My Aunt Kezia looked round at her in her awful fashion. Then she said, gravely, “You will find, Hatty, you have always got the wrong one, unless you aim at the Highest Person of all.”

I heard Cecilia whisper to Mr Parmenter, “Oh, dear! is she going to preach a sermon?” and he hid a laugh under a yawn. Somebody else heard it too.

“Mrs Kezia’s sermons are as short as some parsons’ texts,” said Ephraim, quietly, and not in a whisper.

“But you would not say,” observed Mr Parmenter, without indicating to whom he addressed himself, “that this cause, now—ha—of which we were speaking,—that the lives, I mean—ha—were sacrificed to any particular person?”

“I never saw one plainer, if you mean me,” said my Aunt Kezia, bluntly. “What do nine-tenths of the men care about monarchy or commonwealth—absolute kings or limited ones—Stuart or Hanoverian? They just care for Prince Charles, and his fine person and ringing voice, and his handsome dress: what else? And the women are worse than the men. Some men will give their lives for a cause, but you don’t often see a woman do it. Mostly, with women, it is father or brother, lover or husband, that carries the day: at least, if you have seen women of another sort, they haven’t come my way.”

“But, Aunt, that is so ignoble a way of acting!” cried Amelia, as though she wanted to show that she was one of the other sort. “Love and devotion to a holy or chivalrous cause should be free from all petty personal considerations.”

“You can get yours free, my dear, if you like—and find you can manage it,” said my Aunt Kezia. “I couldn’t. As to ignoble, that hangs much on the person. When Queen Margaret of Scotland was drowning in yonder border river, and the good knight rode into the water and held forth his hand to her, and said, ‘Grip fast!’ was that a petty, ignoble consideration? It was a purely personal matter.”

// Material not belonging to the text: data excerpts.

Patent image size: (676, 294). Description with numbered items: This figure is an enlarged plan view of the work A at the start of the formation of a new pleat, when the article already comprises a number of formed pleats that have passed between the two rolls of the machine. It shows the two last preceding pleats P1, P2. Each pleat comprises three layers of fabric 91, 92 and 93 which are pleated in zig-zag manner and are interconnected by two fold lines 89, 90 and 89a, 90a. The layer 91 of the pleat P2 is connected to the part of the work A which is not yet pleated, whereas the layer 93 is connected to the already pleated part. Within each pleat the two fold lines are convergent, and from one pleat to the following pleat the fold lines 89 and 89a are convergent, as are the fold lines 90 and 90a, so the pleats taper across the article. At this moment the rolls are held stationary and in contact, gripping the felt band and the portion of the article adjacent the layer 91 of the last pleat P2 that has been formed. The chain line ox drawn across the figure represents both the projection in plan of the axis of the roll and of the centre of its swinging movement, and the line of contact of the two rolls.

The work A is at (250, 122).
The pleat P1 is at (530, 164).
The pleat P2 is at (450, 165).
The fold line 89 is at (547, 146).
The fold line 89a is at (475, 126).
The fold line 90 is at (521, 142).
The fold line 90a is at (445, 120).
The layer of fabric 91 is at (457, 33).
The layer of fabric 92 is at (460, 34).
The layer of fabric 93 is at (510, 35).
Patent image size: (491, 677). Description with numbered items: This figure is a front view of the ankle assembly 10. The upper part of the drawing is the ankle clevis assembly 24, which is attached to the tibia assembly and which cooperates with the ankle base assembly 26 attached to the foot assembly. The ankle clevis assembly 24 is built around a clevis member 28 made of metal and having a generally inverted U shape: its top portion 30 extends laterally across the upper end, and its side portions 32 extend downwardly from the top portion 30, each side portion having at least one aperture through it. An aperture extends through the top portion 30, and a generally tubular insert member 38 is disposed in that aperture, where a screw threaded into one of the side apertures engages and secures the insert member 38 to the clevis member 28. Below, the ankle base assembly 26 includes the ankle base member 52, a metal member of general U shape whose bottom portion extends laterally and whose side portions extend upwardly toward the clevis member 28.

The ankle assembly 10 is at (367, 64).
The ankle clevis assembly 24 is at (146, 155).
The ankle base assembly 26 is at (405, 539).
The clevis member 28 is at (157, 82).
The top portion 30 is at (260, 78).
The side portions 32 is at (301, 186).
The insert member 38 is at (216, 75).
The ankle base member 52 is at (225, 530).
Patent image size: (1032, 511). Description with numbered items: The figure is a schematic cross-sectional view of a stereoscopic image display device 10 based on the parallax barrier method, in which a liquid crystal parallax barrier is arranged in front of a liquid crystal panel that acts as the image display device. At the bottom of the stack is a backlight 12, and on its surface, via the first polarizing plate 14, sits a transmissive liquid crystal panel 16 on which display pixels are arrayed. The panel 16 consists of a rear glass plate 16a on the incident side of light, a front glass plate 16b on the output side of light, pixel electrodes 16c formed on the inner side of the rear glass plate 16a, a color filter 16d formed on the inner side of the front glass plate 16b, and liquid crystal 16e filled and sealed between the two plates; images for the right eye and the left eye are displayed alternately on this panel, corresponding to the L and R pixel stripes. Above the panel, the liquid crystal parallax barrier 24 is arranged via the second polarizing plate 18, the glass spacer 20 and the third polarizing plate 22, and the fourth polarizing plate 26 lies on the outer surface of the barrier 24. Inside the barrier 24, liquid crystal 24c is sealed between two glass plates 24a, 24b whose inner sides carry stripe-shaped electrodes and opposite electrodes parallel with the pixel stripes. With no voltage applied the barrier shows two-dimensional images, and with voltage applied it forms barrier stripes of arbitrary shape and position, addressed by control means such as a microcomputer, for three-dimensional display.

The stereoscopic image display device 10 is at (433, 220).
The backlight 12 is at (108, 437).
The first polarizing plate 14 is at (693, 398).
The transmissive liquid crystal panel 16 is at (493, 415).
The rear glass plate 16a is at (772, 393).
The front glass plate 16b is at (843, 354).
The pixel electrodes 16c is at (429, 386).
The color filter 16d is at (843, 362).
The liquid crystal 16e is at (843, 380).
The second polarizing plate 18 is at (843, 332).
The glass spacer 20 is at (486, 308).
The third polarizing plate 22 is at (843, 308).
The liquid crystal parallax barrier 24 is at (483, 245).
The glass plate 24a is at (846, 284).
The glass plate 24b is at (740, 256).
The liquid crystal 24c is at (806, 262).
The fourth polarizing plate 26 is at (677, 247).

“Oh, of course, if you—” said Amelia, and did not go on.

“Things look very different, sometimes, according to the side on which you see them,” saith my Aunt Kezia.

I could not help thinking that people did so.


Note 1. Emily was used during the last century as a diminutive for Amelia. There is really no etymological connection between the two names.

Note 2. In and about London, the name of jumbles is given to a common kind of gingerbread, to be obtained at the small sweet-shops: but these are not the old English jumball of the text.

Note 3. There was no Queen at this time. Augusta of Saxe Gotha was Princess of Wales, and the King had three grown-up unmarried daughters.

Note 4. This provincialism is correct for Lancashire, and as far as I know for Cumberland.